Coup de génie conclusif : trois autres performeurs, plus jeunes encore d’une dizaine d’années, génération future, héritiers pour demain, viennent rejouer à leur tour ces matières. Mais alors, leur rage physique adolescente, leur réjouissante exubérance, paraissent tout aussi suspectes. Cinglante désillusion.
On campe dans un univers plus adulte avec Mathilde Monnier, Loïc Touzé, tous deux artistes chorégraphiques, et l’écrivain Tanguy Viel. Ce dernier est directement investi lui aussi sur le plateau de Nos images. Ce titre en dit beaucoup : sur le texte de Viel, sur ses projections ici sérieuses, là loufoques, de critique de danse fantasmé, les trois performeurs vont rendre compte de ce qu’est leur cinéphilie. Ce qui d’elle les nourrit, les a fait rêver, les a construits. Un gigantesque univers d’évocation imaginaire – des centaines et centaines d’acteurs, centaines et centaines de films –, puissance implacable du 7e art, planent sur le moindre de leur geste ; comme des nôtres.
Quels gestes ? Jamais ceux du mime – si ce n’est, par audacieuse exception, une incroyable performance d’imitation de De Funès par Touzé ; mais ceux, distancés et décalés, d’un hors-champ, du hors-toile. Mathilde Monnier y a les aigus de ses tensions dans l’urgence. Loïc Touzé renoue avec la disponibilité des variations libres qui marquèrent en son temps la pièce Morceaux. Tanguy Viel est heureusement déplacé, simple et pertinent dans ce contexte.

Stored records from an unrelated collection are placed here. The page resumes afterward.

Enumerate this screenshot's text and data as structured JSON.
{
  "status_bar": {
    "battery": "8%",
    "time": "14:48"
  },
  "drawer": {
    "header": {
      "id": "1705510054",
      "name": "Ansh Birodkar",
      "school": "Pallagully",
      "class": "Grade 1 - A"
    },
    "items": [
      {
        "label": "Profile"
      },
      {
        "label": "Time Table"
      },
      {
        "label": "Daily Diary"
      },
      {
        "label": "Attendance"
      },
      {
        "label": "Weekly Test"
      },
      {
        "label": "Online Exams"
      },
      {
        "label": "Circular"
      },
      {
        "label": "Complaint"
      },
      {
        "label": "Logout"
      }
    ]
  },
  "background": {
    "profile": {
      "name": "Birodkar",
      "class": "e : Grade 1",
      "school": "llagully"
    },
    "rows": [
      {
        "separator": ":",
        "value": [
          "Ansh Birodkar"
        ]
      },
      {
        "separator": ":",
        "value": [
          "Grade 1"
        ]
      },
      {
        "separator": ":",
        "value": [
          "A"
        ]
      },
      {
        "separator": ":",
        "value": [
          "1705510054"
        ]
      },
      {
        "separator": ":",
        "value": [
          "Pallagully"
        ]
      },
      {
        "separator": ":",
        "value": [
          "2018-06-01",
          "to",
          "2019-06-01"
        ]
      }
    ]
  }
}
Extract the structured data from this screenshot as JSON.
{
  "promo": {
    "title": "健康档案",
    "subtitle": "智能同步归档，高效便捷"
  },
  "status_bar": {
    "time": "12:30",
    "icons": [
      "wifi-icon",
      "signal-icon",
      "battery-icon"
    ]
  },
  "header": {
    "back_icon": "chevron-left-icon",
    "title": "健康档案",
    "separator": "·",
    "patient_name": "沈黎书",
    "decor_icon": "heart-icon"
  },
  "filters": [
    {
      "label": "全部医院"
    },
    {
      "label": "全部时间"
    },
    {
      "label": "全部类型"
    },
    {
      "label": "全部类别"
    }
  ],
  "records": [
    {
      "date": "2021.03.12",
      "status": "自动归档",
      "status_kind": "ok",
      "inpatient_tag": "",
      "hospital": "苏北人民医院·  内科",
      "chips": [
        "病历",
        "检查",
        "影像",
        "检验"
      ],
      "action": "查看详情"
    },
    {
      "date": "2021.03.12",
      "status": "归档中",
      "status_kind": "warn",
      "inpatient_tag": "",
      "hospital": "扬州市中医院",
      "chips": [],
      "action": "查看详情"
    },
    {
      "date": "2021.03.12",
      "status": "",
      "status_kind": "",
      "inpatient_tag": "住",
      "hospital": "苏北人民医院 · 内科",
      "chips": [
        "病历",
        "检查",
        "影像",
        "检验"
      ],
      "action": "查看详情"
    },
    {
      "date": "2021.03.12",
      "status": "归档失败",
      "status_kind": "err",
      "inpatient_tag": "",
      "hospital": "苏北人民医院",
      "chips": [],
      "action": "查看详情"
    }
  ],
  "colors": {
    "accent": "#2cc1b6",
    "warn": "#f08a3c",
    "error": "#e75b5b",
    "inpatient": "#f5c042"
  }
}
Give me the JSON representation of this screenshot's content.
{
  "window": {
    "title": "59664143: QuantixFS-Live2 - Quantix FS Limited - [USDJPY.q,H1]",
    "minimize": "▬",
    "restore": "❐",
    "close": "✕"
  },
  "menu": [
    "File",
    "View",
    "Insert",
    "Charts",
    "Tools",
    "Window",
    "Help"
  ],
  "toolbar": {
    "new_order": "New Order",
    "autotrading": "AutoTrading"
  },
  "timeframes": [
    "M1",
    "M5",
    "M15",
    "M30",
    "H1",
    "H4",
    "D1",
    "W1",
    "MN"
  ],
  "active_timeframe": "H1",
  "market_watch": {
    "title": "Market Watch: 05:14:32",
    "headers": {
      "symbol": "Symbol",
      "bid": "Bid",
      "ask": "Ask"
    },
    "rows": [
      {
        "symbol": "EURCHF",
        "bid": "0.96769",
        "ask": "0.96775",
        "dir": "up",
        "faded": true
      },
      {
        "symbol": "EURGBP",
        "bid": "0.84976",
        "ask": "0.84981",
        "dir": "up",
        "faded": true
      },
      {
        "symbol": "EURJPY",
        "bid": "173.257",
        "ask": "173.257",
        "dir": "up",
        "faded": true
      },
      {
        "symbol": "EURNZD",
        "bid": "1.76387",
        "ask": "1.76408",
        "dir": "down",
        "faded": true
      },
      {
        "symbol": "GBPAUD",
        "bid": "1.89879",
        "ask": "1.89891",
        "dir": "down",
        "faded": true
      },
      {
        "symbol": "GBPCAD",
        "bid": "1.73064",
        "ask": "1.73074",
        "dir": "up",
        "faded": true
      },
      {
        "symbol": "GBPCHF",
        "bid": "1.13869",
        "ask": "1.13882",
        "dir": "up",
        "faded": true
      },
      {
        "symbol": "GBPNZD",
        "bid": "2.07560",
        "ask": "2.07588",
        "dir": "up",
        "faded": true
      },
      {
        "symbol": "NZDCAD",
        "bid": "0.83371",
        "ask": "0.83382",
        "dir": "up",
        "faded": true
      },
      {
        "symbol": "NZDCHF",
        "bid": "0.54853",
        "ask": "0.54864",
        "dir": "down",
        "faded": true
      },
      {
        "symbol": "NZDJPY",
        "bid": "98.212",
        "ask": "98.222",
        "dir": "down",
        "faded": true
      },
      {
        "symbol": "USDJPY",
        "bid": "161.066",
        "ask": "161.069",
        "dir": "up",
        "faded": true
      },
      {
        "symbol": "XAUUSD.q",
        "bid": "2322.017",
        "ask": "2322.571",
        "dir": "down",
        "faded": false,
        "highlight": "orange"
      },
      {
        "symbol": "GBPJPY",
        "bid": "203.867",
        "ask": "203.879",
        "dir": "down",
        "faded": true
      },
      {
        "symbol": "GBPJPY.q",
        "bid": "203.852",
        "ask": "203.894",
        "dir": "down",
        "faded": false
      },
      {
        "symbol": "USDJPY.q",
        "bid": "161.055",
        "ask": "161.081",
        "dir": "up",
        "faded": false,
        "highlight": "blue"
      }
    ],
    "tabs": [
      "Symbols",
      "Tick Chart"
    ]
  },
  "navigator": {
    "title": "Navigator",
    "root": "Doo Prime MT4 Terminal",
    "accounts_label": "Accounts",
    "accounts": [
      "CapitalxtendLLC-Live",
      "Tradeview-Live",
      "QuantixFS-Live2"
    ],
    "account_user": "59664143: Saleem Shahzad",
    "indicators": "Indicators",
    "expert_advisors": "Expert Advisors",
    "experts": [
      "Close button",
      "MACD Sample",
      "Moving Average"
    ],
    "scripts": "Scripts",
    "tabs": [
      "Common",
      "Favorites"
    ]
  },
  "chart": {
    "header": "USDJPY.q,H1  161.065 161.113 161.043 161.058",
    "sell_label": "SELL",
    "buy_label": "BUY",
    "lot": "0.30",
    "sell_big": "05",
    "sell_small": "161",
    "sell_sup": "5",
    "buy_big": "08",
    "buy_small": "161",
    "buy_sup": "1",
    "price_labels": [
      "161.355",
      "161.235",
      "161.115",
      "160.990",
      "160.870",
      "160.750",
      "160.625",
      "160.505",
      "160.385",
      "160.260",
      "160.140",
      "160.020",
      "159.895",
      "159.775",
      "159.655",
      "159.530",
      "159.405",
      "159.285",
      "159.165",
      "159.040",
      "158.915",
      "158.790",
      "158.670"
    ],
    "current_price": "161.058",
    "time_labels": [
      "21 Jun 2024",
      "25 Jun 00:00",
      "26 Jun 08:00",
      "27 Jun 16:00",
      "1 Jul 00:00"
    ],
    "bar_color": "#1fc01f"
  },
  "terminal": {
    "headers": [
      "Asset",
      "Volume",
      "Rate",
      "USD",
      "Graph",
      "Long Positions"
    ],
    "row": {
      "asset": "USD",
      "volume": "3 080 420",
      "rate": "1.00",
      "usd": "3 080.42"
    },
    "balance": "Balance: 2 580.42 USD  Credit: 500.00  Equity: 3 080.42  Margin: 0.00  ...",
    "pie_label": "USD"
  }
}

Jamais Brad Pitt ne jouera à dire : « Je suis Loïc Touzé. » Jamais Catherine Deneuve à dire : « Je suis Mathilde Monnier. » C’est à cela qu’on joue dans Nos images. Mais à le dire seulement. Pas l’incarner. Or ce renversement des échelles de la notoriété en dit pas mal sur une liberté intrinsèque de l’art chorégraphique, juste trimballé de corps à corps, finalement indépendant des industries lourdes du marché de l’art. Préparée en quelques jours, de bric et de broc, la pièce Nos images s’excite d’une fantaisie libérée. Savante s’autorisant décomplexée.